Uche Cecil Izuora
Petrol prices in Nigeria have reached record-high levels, as maximum output from the giant Dangote Petroleum Refinery has failed to sustain and provide buffer for the country from the energy market impact of war in Iran.
The 650,000 barrels-per-day refinery, which became fully operational early this yea was designed to transform Nigeria into a major exporter of refined products after decades of inadequate refinery capacity.
In the past, that repeatedly led to fuel shortages but government subsidies kept pump prices low.
President Bola Tinubu removed this buffer when he took office in 2023, promising reforms that earned plaudits from international investors.
Nigerians currently face the shock of a 65 per cent price spike as the impact of the new refinery has been blunted by the need to import large volumes of expensive crude from abroad, even though Nigeria is Africa’s biggest oil producer.
Dangote, the biggest refinery in Africa which began operations in 2024, has already started exporting fuel to regions other than West Africa. The refinery started up in January 2024 with the launch of diesel and naphtha production and began producing gasoline in September 2024.
In the early days of the war in the Middle East, the refinery said it would keep its “unwavering commitment to serving as a stabilising force amid recent shocks in the international oil market.”
However, the cost of crude for the refinery has escalated along with the surge in international crude oil prices, as Dangote relies on crude imports to process fuels.

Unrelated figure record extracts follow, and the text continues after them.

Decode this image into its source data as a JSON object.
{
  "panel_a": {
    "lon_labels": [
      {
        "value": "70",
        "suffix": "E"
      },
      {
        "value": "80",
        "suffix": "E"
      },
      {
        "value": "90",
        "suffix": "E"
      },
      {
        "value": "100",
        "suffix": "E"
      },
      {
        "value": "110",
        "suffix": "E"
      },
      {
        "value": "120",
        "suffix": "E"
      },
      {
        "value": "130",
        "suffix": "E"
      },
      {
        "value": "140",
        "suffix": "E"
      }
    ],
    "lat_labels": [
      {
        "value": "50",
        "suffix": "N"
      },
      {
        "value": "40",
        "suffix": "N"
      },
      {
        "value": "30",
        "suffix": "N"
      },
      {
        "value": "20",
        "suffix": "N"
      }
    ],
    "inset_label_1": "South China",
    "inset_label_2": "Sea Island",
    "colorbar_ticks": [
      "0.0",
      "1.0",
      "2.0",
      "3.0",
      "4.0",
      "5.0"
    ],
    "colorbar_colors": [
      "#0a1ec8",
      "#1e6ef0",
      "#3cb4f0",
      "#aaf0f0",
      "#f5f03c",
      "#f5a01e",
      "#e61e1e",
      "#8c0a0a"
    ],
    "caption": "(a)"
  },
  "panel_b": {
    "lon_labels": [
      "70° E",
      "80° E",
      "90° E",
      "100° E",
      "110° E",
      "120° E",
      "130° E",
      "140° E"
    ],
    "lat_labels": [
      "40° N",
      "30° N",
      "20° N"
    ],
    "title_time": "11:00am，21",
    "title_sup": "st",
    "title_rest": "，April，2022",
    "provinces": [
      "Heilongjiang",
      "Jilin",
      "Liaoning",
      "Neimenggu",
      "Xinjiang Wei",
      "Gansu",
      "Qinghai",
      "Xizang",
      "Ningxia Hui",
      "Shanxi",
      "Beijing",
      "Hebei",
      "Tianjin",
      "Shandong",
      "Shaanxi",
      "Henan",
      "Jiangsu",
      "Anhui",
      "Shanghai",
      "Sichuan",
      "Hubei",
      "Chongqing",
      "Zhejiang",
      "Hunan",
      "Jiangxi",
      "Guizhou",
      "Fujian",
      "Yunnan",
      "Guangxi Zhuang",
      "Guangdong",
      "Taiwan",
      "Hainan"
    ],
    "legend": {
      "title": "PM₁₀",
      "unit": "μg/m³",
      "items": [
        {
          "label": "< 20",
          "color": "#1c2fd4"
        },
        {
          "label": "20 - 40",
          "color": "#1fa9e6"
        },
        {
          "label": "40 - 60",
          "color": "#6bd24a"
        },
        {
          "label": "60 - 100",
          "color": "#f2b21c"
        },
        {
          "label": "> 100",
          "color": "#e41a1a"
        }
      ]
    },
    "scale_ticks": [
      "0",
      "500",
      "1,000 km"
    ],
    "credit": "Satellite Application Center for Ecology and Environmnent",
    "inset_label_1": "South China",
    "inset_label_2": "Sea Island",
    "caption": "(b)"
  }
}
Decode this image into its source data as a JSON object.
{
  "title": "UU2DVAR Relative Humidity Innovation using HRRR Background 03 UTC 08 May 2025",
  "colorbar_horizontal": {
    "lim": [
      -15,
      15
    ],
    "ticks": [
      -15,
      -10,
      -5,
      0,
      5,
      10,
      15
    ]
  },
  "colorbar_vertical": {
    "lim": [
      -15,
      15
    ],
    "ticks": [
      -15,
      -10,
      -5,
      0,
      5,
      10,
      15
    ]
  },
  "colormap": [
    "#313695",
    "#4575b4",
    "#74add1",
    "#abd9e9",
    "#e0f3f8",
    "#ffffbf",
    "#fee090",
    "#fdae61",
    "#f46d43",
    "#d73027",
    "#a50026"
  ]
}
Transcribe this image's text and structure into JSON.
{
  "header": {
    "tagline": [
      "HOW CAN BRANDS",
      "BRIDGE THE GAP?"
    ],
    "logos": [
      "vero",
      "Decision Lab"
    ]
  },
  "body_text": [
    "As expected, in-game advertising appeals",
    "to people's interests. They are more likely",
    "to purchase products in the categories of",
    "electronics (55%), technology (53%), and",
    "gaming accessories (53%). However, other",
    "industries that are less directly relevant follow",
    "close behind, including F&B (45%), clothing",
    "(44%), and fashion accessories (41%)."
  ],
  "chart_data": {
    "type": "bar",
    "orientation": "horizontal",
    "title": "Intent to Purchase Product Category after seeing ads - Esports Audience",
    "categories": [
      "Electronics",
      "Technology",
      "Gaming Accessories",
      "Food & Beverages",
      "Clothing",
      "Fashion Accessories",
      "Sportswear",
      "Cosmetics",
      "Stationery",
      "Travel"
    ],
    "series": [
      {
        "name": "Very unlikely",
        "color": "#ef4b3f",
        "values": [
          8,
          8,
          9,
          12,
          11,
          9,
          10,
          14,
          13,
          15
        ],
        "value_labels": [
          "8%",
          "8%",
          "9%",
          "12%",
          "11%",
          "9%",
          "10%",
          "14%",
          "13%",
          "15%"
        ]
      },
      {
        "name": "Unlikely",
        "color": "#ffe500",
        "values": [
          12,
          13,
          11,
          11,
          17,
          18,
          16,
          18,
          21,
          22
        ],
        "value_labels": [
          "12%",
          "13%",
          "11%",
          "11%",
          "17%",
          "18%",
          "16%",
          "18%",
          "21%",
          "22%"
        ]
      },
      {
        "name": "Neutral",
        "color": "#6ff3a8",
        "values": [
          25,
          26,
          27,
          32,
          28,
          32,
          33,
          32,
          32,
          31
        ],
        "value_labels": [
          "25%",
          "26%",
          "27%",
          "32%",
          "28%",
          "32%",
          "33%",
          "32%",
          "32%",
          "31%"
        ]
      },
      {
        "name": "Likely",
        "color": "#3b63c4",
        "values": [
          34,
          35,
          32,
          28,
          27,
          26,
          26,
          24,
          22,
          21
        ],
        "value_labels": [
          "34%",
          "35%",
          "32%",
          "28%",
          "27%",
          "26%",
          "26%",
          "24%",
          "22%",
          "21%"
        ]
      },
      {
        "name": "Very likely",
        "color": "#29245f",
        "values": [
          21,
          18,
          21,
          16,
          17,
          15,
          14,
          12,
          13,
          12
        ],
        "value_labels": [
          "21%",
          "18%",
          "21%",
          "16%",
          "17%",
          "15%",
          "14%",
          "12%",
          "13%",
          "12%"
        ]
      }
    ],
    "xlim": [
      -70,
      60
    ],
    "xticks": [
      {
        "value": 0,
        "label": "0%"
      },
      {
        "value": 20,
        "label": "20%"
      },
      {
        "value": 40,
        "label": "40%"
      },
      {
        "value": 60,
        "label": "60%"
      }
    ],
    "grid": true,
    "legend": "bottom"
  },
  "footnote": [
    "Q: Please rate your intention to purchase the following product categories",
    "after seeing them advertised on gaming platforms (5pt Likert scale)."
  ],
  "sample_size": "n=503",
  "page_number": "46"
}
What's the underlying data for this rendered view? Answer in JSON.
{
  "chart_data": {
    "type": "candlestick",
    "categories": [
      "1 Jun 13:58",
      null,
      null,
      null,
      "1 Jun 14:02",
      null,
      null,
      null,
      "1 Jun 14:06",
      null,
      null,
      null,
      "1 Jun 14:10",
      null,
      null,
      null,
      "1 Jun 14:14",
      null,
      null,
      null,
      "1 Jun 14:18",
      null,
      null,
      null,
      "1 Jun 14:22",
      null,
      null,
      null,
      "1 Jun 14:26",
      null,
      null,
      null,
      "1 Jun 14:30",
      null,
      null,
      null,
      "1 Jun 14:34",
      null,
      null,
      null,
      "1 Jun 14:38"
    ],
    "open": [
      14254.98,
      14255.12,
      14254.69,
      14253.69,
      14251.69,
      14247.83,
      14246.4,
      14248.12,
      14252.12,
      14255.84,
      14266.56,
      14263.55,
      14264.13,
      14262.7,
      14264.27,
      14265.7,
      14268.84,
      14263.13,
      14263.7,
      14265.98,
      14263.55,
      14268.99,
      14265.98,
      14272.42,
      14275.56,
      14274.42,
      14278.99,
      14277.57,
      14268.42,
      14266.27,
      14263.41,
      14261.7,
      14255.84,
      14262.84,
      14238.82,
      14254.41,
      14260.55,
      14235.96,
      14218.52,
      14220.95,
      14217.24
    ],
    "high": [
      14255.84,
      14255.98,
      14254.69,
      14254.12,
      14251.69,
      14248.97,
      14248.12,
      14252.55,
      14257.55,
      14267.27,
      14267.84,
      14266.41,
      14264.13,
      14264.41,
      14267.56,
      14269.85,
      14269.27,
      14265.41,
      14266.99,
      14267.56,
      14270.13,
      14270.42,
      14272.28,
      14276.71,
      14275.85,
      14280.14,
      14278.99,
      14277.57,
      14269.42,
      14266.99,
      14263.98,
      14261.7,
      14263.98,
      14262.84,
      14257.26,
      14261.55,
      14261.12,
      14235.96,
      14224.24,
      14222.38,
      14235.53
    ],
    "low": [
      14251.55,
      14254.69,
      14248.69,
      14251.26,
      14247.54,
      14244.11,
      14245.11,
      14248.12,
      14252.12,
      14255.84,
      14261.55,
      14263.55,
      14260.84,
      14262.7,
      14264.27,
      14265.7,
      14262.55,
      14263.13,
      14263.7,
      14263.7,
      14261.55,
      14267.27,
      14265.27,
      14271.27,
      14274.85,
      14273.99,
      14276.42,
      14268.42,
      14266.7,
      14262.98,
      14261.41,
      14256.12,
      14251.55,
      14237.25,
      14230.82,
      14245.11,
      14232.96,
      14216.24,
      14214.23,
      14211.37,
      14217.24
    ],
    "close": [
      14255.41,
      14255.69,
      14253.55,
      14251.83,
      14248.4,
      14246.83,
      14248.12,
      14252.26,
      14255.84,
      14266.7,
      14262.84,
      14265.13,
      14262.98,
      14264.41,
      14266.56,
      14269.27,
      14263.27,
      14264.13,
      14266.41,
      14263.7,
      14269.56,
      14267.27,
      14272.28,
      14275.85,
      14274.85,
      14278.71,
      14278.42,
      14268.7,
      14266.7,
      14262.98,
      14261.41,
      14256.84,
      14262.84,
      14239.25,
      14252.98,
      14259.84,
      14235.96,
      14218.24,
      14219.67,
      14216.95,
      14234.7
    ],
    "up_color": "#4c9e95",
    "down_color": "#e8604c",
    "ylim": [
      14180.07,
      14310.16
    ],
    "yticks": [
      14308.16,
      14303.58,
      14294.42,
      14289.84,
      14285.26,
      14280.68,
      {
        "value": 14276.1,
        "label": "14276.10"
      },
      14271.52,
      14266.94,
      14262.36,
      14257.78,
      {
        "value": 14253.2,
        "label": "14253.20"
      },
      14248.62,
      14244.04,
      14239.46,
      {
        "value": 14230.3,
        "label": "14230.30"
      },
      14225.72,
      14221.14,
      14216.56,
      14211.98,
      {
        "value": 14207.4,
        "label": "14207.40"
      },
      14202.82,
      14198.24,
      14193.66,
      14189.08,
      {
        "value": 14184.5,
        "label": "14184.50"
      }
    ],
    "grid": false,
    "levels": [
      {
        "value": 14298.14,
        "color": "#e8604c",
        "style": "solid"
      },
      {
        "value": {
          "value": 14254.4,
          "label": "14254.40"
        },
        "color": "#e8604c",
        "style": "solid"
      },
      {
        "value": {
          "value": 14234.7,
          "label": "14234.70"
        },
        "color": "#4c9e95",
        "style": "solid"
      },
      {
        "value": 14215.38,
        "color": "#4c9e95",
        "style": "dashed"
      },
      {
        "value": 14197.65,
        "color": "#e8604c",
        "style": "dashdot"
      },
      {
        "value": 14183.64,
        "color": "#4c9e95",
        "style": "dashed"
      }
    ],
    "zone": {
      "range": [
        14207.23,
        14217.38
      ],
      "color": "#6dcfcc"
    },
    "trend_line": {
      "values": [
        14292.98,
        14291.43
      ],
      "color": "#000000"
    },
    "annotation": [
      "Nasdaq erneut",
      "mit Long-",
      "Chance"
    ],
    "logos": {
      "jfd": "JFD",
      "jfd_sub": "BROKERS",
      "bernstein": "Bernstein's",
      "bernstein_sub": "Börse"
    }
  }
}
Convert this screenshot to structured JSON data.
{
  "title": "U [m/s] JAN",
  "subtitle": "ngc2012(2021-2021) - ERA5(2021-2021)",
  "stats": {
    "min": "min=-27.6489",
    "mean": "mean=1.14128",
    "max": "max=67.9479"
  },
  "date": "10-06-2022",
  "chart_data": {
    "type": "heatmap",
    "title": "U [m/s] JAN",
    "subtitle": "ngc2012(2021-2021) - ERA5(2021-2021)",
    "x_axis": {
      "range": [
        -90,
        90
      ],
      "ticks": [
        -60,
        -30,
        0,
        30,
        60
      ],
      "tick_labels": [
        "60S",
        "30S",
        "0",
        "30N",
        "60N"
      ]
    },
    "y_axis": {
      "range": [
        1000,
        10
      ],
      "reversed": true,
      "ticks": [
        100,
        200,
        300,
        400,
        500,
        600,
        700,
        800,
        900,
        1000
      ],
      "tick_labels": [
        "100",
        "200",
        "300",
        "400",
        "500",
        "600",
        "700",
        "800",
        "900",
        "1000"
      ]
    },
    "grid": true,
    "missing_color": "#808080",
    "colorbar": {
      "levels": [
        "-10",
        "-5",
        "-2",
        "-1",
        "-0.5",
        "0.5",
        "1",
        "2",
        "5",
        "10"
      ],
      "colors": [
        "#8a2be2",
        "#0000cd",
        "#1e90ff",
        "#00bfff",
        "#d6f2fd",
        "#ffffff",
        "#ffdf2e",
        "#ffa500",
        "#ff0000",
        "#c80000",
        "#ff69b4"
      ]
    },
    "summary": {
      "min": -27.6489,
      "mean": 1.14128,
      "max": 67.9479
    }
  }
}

“The high crude cost is compounded by the fact that Nigeria upstream producers have failed to supply crude oil to the refinery as required under the PIA, forcing us to source a substantial portion through international traders who charge an additional premium,” Dangote’s management said on March 5.
Therefore, Nigerians now pay 65 per cent higher prices for gasoline, according to Reuters due to the refinery’s exposure to imports from the international markets.
Dangote’s CEO David Bird, said last week that the refinery currently receives only five local cargoes out of the 13-15 crude cargoes previously agreed.
“We try and maintain some stability within a commercially acceptable range but all our cost inputs—from crude to freight and insurance—are impacted,” Bird said.
Despite setbacks in petrol production last year, the Dangote refinery processed record volumes of crude per day in January 2026.
Just before the war, Dangote supplied 62 per cent of the country’s premium motor fuel, overtaking importers for the first time ever.
But now the international supply crisis has exposed the reliance on foreign crudes and the price Dangote is paying for such crude on the international market.
The constraint stems from Nigeria’s financing model as the Nigerian National Petroleum Company Limited’s joint‑venture crude is tied to oil-backed loans and pre‑export deals.
That means much of Nigeria’s roughly 1.5 million barrels-per-day of production goes to paying debts to international oil majors, banks and traders. The NNPC does not disclose its obligations, but analysts estimate they amount to about 400,000 bpd.
Bird, said the Dangote refinery can only source about five crude cargoes a month locally, far short of the 13–15 required. It has to import the rest at prices dictated by the impact of the Middle Eastern war. For Nigeria the size of a cargo is typically around a million barrels.
The difficulty is compounded because Nigeria does not have a strategic fuel reserve and the government has yet to begin action to set one up.
“A strategic reserve would have shielded Nigeria somewhat from the inflationary effects of price spikes and keep refineries supplied during prolonged disruptions,” Mikolaj Judson, an analyst at advisory company Control Risks, said.
The energy supply disruptions that have followed U.S.-Israeli attacks on Iran, which began at the end of February, are unprecedented. As a result of the conflict, shipment through the Strait of Hormuz, a route for about one-fifth of global energy supplies, is effectively closed for commercial shipping.
International oil prices have leapt to well above $100 a barrel, roughly 50% higher than before the war began, boosting the profits of many energy majors, while governments and ordinary consumers grapple with the risk of a surge in inflation.
In Nigeria, pump prices have risen by 65 per cent more than elsewhere in the region, where government price controls have limited the rise.
Between March 2 and March 21, fuel prices rose by about 10–17 per cent in Ghana, were unchanged in Kenya due to price controls, and increased by around 1 per cent in South Africa, according to industry and regulatory pricing data.